The primary goal of the Quality Rated Validation Project was to provide Georgia’s early childhood leaders with high-quality information about the validity of Quality Rated that can be used to strengthen the system. The primary objectives of the project were to help Quality Rated leaders gain a better understanding of:
- The extent to which Quality Rated ratings are accurate, meaningful indicators of program quality
- The extent to which Quality Rated ratings—and the standards that comprise the ratings—are related to children’s development and learning
- The strengths and limitations of the Quality Rated administrative data system, as well as an understanding of how the rating system is functioning (e.g., associations among various components of the rating, amount of time for programs to be rated)
The project started in 2015 and continued through spring of 2019; four reports were planned. The first uses administrative data to provide information about how the rating system is working. The second examines the distribution of ratings among different types of programs, the timing of each step in the rating process, and the re-rating of programs. The third report includes information about directors’, providers’, and teachers’ perceptions of Quality Rated.

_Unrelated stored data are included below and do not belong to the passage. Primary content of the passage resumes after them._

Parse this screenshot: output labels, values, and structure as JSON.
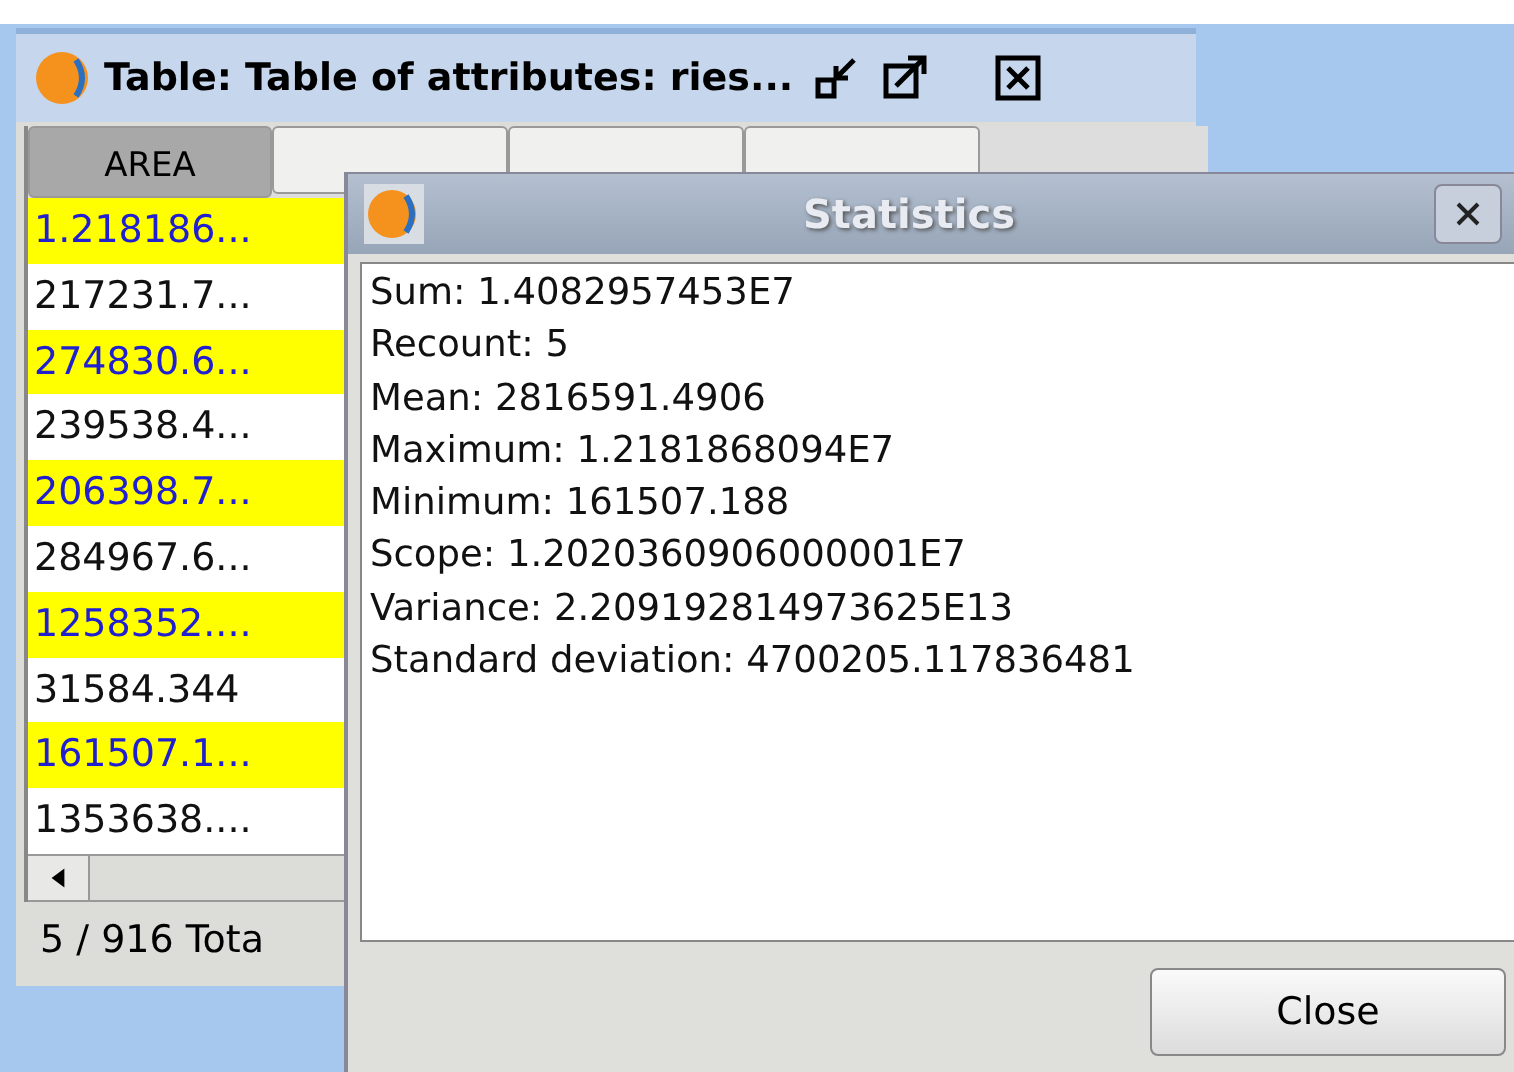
{
  "table_window": {
    "title": "Table: Table of attributes: ries...",
    "columns": [
      {
        "label": "AREA",
        "selected": true
      }
    ],
    "rows": [
      {
        "area": "1.218186...",
        "selected": true
      },
      {
        "area": "217231.7...",
        "selected": false
      },
      {
        "area": "274830.6...",
        "selected": true
      },
      {
        "area": "239538.4...",
        "selected": false
      },
      {
        "area": "206398.7...",
        "selected": true
      },
      {
        "area": "284967.6...",
        "selected": false
      },
      {
        "area": "1258352....",
        "selected": true
      },
      {
        "area": "31584.344",
        "selected": false
      },
      {
        "area": "161507.1...",
        "selected": true
      },
      {
        "area": "1353638....",
        "selected": false
      }
    ],
    "status_bar": "5 / 916 Tota"
  },
  "dialog": {
    "title": "Statistics",
    "lines": [
      "Sum: 1.4082957453E7",
      "Recount: 5",
      "Mean: 2816591.4906",
      "Maximum: 1.2181868094E7",
      "Minimum: 161507.188",
      "Scope: 1.2020360906000001E7",
      "Variance: 2.209192814973625E13",
      "Standard deviation: 4700205.117836481"
    ],
    "buttons": [
      "Close"
    ]
  }
}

The fourth and final report outlines how quality ratings relate to independent measures of quality and children’s development.
Child Trends and Georgia State University collaborated to collect and analyze information from teachers, providers, and directors about their experiences with Quality Rated; independent classroom and program observations; audio recordings of teacher and provider interactions with children to understand language use; and assessments of children’s emerging academic and social skills. Combined, this series of reports addressed the three primary objectives stated above and provided data to guide Quality Rated leaders in considering future implementation and revision.
Follow-up work investigated other areas of interest to DECAL. The project first used publicly available Google and Yelp reviews of ECE programs in Georgia to better understand how the public views ECE access and how online ratings relate to Quality Rated ratings. The second project used the sample of teachers in the Quality Rated Validation study to examine the relationship between work climate and classroom quality, as measured by the CLASS. The third project used the sample of teachers in the study to examine the relationship between the TOP/COP observation tool and the CLASS.